Color me disappointed with The Passengers of the Night as well. Something about this film seemed very off given the talent involved. I didn't have a problem with the lighting; it has a rather pretty, soft CRT glow to it that I'm guessing is an intentional nostalgic tint, and it's fun to compare the focus on synthetic light with Hers' & Buchmann's studies of natural light in his other beautifully shot films. (I am also, admittedly, just a sucker for shots of city lights twinkling in the background, which Passengers delivers on at regular intervals). But the cutting rhythms in the dialog scenes often feel really choppy, just jumping around to each speaker on every line/reaction. I kept wondering where the Hers who staged those wonderful group scenes in Primrose Hill had gone. Without knowing precisely when this was shot, I thought maybe his methods might've been unduly impacted by COVID protocols? Just grasping at straws for how a talented filmmaker could suddenly get sloppy with fundamentals.
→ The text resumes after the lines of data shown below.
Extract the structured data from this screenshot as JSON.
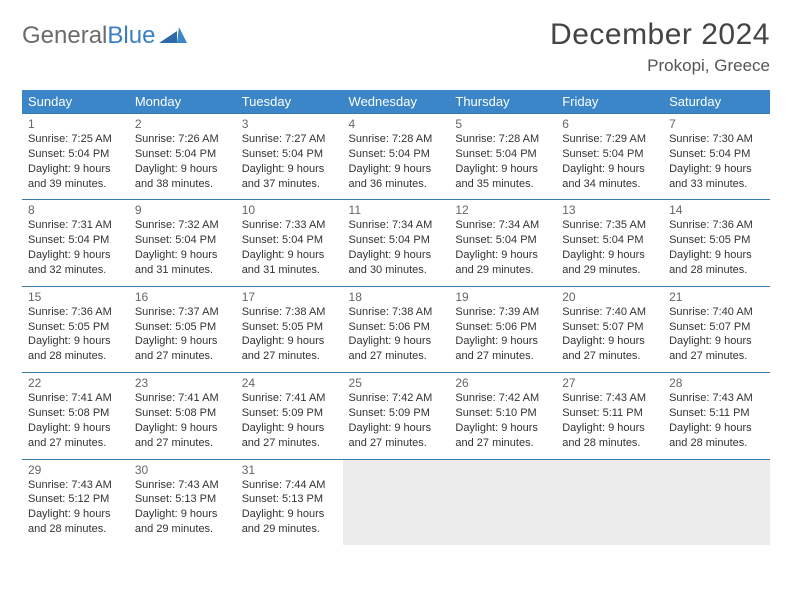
{
  "logo": {
    "part1": "General",
    "part2": "Blue"
  },
  "header": {
    "month_title": "December 2024",
    "location": "Prokopi, Greece"
  },
  "calendar": {
    "type": "table",
    "header_bg": "#3a86c8",
    "header_fg": "#ffffff",
    "cell_border": "#3a7aa8",
    "empty_bg": "#ececec",
    "day_headers": [
      "Sunday",
      "Monday",
      "Tuesday",
      "Wednesday",
      "Thursday",
      "Friday",
      "Saturday"
    ],
    "weeks": [
      [
        {
          "n": "1",
          "sunrise": "7:25 AM",
          "sunset": "5:04 PM",
          "dl": "9 hours and 39 minutes."
        },
        {
          "n": "2",
          "sunrise": "7:26 AM",
          "sunset": "5:04 PM",
          "dl": "9 hours and 38 minutes."
        },
        {
          "n": "3",
          "sunrise": "7:27 AM",
          "sunset": "5:04 PM",
          "dl": "9 hours and 37 minutes."
        },
        {
          "n": "4",
          "sunrise": "7:28 AM",
          "sunset": "5:04 PM",
          "dl": "9 hours and 36 minutes."
        },
        {
          "n": "5",
          "sunrise": "7:28 AM",
          "sunset": "5:04 PM",
          "dl": "9 hours and 35 minutes."
        },
        {
          "n": "6",
          "sunrise": "7:29 AM",
          "sunset": "5:04 PM",
          "dl": "9 hours and 34 minutes."
        },
        {
          "n": "7",
          "sunrise": "7:30 AM",
          "sunset": "5:04 PM",
          "dl": "9 hours and 33 minutes."
        }
      ],
      [
        {
          "n": "8",
          "sunrise": "7:31 AM",
          "sunset": "5:04 PM",
          "dl": "9 hours and 32 minutes."
        },
        {
          "n": "9",
          "sunrise": "7:32 AM",
          "sunset": "5:04 PM",
          "dl": "9 hours and 31 minutes."
        },
        {
          "n": "10",
          "sunrise": "7:33 AM",
          "sunset": "5:04 PM",
          "dl": "9 hours and 31 minutes."
        },
        {
          "n": "11",
          "sunrise": "7:34 AM",
          "sunset": "5:04 PM",
          "dl": "9 hours and 30 minutes."
        },
        {
          "n": "12",
          "sunrise": "7:34 AM",
          "sunset": "5:04 PM",
          "dl": "9 hours and 29 minutes."
        },
        {
          "n": "13",
          "sunrise": "7:35 AM",
          "sunset": "5:04 PM",
          "dl": "9 hours and 29 minutes."
        },
        {
          "n": "14",
          "sunrise": "7:36 AM",
          "sunset": "5:05 PM",
          "dl": "9 hours and 28 minutes."
        }
      ],
      [
        {
          "n": "15",
          "sunrise": "7:36 AM",
          "sunset": "5:05 PM",
          "dl": "9 hours and 28 minutes."
        },
        {
          "n": "16",
          "sunrise": "7:37 AM",
          "sunset": "5:05 PM",
          "dl": "9 hours and 27 minutes."
        },
        {
          "n": "17",
          "sunrise": "7:38 AM",
          "sunset": "5:05 PM",
          "dl": "9 hours and 27 minutes."
        },
        {
          "n": "18",
          "sunrise": "7:38 AM",
          "sunset": "5:06 PM",
          "dl": "9 hours and 27 minutes."
        },
        {
          "n": "19",
          "sunrise": "7:39 AM",
          "sunset": "5:06 PM",
          "dl": "9 hours and 27 minutes."
        },
        {
          "n": "20",
          "sunrise": "7:40 AM",
          "sunset": "5:07 PM",
          "dl": "9 hours and 27 minutes."
        },
        {
          "n": "21",
          "sunrise": "7:40 AM",
          "sunset": "5:07 PM",
          "dl": "9 hours and 27 minutes."
        }
      ],
      [
        {
          "n": "22",
          "sunrise": "7:41 AM",
          "sunset": "5:08 PM",
          "dl": "9 hours and 27 minutes."
        },
        {
          "n": "23",
          "sunrise": "7:41 AM",
          "sunset": "5:08 PM",
          "dl": "9 hours and 27 minutes."
        },
        {
          "n": "24",
          "sunrise": "7:41 AM",
          "sunset": "5:09 PM",
          "dl": "9 hours and 27 minutes."
        },
        {
          "n": "25",
          "sunrise": "7:42 AM",
          "sunset": "5:09 PM",
          "dl": "9 hours and 27 minutes."
        },
        {
          "n": "26",
          "sunrise": "7:42 AM",
          "sunset": "5:10 PM",
          "dl": "9 hours and 27 minutes."
        },
        {
          "n": "27",
          "sunrise": "7:43 AM",
          "sunset": "5:11 PM",
          "dl": "9 hours and 28 minutes."
        },
        {
          "n": "28",
          "sunrise": "7:43 AM",
          "sunset": "5:11 PM",
          "dl": "9 hours and 28 minutes."
        }
      ],
      [
        {
          "n": "29",
          "sunrise": "7:43 AM",
          "sunset": "5:12 PM",
          "dl": "9 hours and 28 minutes."
        },
        {
          "n": "30",
          "sunrise": "7:43 AM",
          "sunset": "5:13 PM",
          "dl": "9 hours and 29 minutes."
        },
        {
          "n": "31",
          "sunrise": "7:44 AM",
          "sunset": "5:13 PM",
          "dl": "9 hours and 29 minutes."
        },
        null,
        null,
        null,
        null
      ]
    ],
    "labels": {
      "sunrise": "Sunrise: ",
      "sunset": "Sunset: ",
      "daylight": "Daylight: "
    }
  }
}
The material has a lot of similarities with 20th Century Women, a kind of patchwork narrative with Charlotte Gainsborough's matriarch navigating her life post-divorce and presiding over her children (both biological and "adopted") over the course of the decade. You get a sense of her apartment as this home base everyone's orbiting around, coming together sometimes to quarrel but mostly to love. But Mills' film is populated with more fascinating, diverse, and three-dimensional characters, and is ultimately far more reflective and even ambivalent about its time period than the vague sketch in Passengers. The usual Hers hallmarks are here—scenes of sexual intimacy and a disappearance—but one can't help but feel him succumbing to a particularly enfeebling nostalgia that renders his usual sensitivity merely saccharine. It's a sweet and likable film, too much so for its own good.
Spoiler
The most interesting formal element in the film is the footage of the city drawn from a variety of video and filmic sources he drops in as transitional (or, in one striking instance, POV) shots. It's a bit like an elaboration of the strategy he uses at the very end of This Summer Feeling. As the film nears the end and the present-tense of the narrative starts bleeding into the past-tense of the footage, Hers achieves an undeniable poignancy. One just wishes that it capped off a stronger film.

Also, there's a blink-and-you'll-miss-it cameo from the actress who played Amanda that'll make your heart skip a beat.